Roboter lockt Bienen an

Aber wie kann mit weniger Bienenvölkern ein gleichbleibend guter Ernteertrag erzielt werden? Hier kommt POLLY, ein Forschungsprojekt der Freien Universität, ins Spiel. Der Professor für Informatik Tim Landgraf hat einen kleinen Roboter mit Tunnelsimulator entwickelt, der helfen könnte, das Problem zu lösen. „Die Herausforderung von Betreibenden vieler Plantagen ist: Bienenvölker mögen es bequem und steuern aus eigenem Antrieb nur die Blüten der nächstgelegenen Bäume an“, erläutert Landgraf am Beispiel der Mandelplantagen. „Das wiederum bedeutet, dass sehr viele Bienenvölker benötigt werden, um alle Bäume auf großen Arealen zu bestäuben.“ Mithilfe von POLLY überzeugen Landgraf und die Biologiedoktorandin Marie Messerich die Bienen nun einfach davon, auch weiter entfernt liegende Ziele zum Bestäuben anzufliegen. 

Wie funktioniert das? Der Roboter ist nur wenig größer als ein Rasenmäher. Mit Zuckerwasserködern und mit für Bienen unwiderstehlich riechenden Blütendüften und Pheromonen werden die Tierchen in das Gerät gelockt. Dort erwartet sie großes Kino: Die Wände sind im Inneren, ähnlich wie Kulissen, verschiebbar und suggerieren den Bienen, sie würden mehrere hundert Meter weit fliegen, um die köstlich riechende vermeintliche Futterquelle zu erreichen.

Tim Landgraf ist Informatikprofessor an der Freien Universität

Tim Landgraf ist Informatikprofessor an der Freien Universität
Bildquelle: Kevin Lauderlein

Bienen als Wirtschaftsfaktor

„Es ist schon länger aus der Forschung bekannt, dass Bienen, die man durch einen etwa sechs bis zehn Meter langen, schmalen Tunnel krabbeln oder fliegen lässt, denken, sie würden eine deutlich größere Distanz zurücklegen – und kommunizieren dies ihrem Bienenvolk anschließend entsprechend“, sagt Landgraf, der sich schon seit vielen Jahren für die komplexe, einzigartige Welt der Bienen interessiert und für seine Doktorarbeit eine Roboter-Biene entwickelte.
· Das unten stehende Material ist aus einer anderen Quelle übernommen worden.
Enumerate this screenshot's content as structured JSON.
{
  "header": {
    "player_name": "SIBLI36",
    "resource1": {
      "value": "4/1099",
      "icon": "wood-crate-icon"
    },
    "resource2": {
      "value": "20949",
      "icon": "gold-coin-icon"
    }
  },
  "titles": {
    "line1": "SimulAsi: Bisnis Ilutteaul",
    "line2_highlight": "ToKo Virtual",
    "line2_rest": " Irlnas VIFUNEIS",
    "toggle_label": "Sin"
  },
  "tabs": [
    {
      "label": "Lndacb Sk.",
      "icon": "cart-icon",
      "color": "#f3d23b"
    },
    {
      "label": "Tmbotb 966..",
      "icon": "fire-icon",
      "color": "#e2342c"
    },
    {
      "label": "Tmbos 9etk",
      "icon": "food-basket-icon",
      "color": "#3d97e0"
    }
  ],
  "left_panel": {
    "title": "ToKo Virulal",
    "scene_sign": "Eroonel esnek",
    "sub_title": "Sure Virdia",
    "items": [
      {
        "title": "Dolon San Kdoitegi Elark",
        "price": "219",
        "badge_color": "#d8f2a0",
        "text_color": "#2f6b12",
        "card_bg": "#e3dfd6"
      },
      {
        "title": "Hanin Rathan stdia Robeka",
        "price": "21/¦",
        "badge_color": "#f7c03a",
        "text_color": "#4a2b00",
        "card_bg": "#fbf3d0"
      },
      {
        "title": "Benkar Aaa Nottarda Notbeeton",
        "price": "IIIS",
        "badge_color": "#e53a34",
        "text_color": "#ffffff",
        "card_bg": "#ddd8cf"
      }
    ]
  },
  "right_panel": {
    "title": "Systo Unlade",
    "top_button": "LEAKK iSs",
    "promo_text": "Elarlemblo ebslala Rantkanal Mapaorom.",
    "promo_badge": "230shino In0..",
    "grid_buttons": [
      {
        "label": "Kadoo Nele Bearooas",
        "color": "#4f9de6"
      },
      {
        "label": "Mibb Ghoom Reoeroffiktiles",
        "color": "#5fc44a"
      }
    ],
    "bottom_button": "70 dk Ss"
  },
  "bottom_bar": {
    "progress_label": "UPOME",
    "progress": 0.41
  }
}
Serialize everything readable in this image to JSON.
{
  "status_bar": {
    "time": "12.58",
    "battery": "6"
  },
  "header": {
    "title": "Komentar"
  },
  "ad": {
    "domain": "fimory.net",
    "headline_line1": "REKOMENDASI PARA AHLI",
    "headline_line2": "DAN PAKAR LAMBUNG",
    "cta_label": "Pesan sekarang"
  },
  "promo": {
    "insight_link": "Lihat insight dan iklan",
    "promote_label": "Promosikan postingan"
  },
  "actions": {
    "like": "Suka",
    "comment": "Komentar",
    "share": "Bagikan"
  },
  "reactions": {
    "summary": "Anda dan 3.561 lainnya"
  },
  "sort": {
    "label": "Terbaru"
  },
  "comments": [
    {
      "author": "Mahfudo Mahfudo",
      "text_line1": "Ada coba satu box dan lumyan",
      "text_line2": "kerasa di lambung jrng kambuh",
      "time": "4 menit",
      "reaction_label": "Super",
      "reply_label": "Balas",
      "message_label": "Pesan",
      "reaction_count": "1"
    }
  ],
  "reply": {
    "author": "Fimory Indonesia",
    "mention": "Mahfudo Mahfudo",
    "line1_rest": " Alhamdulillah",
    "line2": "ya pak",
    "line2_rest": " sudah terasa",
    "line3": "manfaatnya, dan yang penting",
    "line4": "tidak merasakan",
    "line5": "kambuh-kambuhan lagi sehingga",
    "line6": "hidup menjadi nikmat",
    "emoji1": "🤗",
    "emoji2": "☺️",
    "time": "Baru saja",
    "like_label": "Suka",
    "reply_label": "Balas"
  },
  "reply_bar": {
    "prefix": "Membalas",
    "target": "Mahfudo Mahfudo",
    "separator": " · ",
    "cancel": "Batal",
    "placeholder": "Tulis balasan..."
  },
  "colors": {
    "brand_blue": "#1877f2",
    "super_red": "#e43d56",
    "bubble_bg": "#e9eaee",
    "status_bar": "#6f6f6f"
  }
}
Aus dieser Entwicklung entstand das aktuelle Projekt mit echten Bienen. Künstliche Bienen in Form von Mini-Robotern zu produzieren, wäre letztlich vermutlich zu teuer und deshalb wohl wenig wirtschaftlich. „Deshalb kam uns die Idee, die natürlichen Fähigkeiten der Tiere zu nutzen.“ Dafür wurde das Landgraf-Team vor einigen Monaten mit einem Preis des „Forums Junge Spitzenforschung“ ausgezeichnet. Um auf meterlange Tunnel verzichten zu können, kam das POLLY-Team auf die Idee, den Tunnel für die Bienen einfach durch Bewegtbilder an den Wänden optisch zu verlängern. Auf einem Feld des Julius-Kühn-Instituts für Kulturpflanzen in Dahlem-Dorf beobachten und filmen Landgraf und Messerich die Bienenvölker dabei, wie sie nach ihrem Ausflug zu POLLY in ihren Bienenstöcken tanzen und dokumentieren anschließend, was die mit kleinen Plättchen markierten Tiere den anderen Sammlerinnen kommunizieren. Die Experimente verlaufen so vielversprechend, dass POLLY schon bald ein interessantes Tool für Bestäubungsdienstleistende, Landwirte und Landwirtinnen sowie Imkereien werden könnte. „Bienen sind ein riesiger Wirtschaftsfaktor, das steht fest“, betonte Tim Landgraf. Imkereien könnten mithilfe von POLLY zum Beispiel Honig gezielt aus speziellen Blütenmischungen erzeugen. Und: Bienen könnten lernen, pestizidbelastete Pflanzen zu meiden.